Every 3-4 months (depending on the pace of the team/organisation) the team and involved people can write an OKR set, that manifests the direction and focus for the next period of time.
In case there are more than one team working on the same (sub)product, it is not necessary to write an OKR set per Team. Each team can contribute by focusing on different Key Results. Though, it depends strongly on how the teams are organised and how the OKR set is written.
Product Backlog: Based on the OKR set, the team can identify which experiments, activities, features, initiatives, etc. would help to move towards their goal. This will also make the decision making progress much more easier.
After each sprint the team can observe their outcome, the movement in the Key Results. If there isn’t any, what could be the reason? Should the team maybe re-think their approach? Maybe experiment on other aspects? OKR Check-Ins are for these kinds of conversations take place in the OKR Check-Ins. It is not a status update meeting.
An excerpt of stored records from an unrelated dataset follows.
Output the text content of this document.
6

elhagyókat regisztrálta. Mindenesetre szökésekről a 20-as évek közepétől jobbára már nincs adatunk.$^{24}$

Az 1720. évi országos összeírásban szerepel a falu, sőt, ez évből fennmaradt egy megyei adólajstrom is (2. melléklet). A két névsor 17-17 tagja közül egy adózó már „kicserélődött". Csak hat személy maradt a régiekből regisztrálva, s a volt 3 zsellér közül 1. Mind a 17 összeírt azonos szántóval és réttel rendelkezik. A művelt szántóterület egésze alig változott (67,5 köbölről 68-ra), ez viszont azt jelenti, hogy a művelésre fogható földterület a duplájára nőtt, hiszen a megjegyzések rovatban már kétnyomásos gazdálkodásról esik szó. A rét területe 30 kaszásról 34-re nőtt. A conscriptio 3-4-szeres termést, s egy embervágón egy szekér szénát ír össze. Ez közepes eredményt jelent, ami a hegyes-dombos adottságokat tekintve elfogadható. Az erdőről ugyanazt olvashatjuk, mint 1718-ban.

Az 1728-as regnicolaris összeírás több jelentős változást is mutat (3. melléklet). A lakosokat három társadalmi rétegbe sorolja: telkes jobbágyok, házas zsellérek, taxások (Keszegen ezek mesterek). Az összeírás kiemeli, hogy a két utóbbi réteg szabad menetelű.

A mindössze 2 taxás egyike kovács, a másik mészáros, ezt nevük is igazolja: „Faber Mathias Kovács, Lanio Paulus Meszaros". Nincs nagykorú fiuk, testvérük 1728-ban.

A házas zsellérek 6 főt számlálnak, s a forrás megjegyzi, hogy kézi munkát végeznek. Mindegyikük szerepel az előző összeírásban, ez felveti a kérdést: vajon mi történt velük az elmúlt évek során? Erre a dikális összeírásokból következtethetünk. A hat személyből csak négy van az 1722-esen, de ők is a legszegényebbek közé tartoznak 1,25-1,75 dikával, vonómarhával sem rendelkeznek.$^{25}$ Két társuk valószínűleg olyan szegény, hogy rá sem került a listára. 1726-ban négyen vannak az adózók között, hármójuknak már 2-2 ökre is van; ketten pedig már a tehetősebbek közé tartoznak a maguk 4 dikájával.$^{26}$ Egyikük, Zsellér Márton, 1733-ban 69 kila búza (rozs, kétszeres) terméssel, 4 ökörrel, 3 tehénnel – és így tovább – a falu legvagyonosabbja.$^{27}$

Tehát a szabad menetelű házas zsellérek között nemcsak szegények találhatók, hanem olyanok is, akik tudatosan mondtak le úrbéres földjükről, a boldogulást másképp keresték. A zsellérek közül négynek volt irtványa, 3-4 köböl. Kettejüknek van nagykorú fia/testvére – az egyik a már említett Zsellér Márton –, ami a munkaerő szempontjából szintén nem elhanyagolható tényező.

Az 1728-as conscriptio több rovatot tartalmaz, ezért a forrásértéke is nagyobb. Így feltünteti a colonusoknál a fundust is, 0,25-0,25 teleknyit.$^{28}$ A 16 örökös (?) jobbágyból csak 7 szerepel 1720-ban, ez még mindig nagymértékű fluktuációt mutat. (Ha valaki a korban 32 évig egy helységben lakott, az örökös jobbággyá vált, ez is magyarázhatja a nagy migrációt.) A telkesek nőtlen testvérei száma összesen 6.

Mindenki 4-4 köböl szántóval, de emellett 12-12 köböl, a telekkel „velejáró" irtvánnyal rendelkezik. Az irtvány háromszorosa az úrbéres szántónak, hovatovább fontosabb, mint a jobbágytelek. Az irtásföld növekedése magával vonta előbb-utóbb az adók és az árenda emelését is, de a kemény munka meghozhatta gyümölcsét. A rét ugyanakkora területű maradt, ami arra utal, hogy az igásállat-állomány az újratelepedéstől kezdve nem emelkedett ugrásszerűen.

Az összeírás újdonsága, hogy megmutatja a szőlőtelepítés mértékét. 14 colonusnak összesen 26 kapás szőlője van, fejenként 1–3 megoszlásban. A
Vision: Become the best online shop for travel gadgets.
Focus NOW: Let’s focus on conversations in our checkout process
Product Goal = Objective: We observe churn mostly during Phase A and B. We want to re-design it so that our customers will love it.
Key Results: How will we know that they love it? How will we know if we’re getting there?
Key Result 1: Most of the customers churn when they are need to create an account for our shop. Let’s enable 3rd party login and 30% of our customers use it.
Key Result 2: Customers love the new checkout process so much that 40% return within 4 weeks.
Key Result 3: Churn Rate in Touchpoint X is too high. Let’s reduce it by 10%.
At the end of the OKR Cycle, which means after ~6-8 Sprints, it is now time to reflect on what happened? All the involved people can evaluate their progress made in Key Results. Which outcomes have been reached? What about the Objective? Have we accomplished the Objective itself indeed? If not, why not? Have we chosen the right Key Results at all? Have the circumstances changed? Is the goal still relevant today? What do we learn of it? What should we do differently in the next iteration?
Also have a retrospective regarding the process and team work itself. What works well? What not? Generate ideas to improve the collaboration along the way.
With all these learnings the team can now start the next OKR Cycle by writing a new or adjusted set of OKRs.
The scrum teams I’ve worked with found the combination of OKR & Scrum very helpful as they had much more clarity and transparency about their focus and sprint goals. Also reviewing their outcomes after the sprints gave them a sense of contributing to something bigger and started thinking with the end in mind.
Thinking in outcomes is not easy but crucial to make OKRs work. Most probably you won’t write the perfect outcome-oriented measurable goals. But that is ok, give it time. Also keep in mind: It is not about the perfection, it is about the progress and learning along the way.
Have you combined OKR & Scrum? What are your experiences?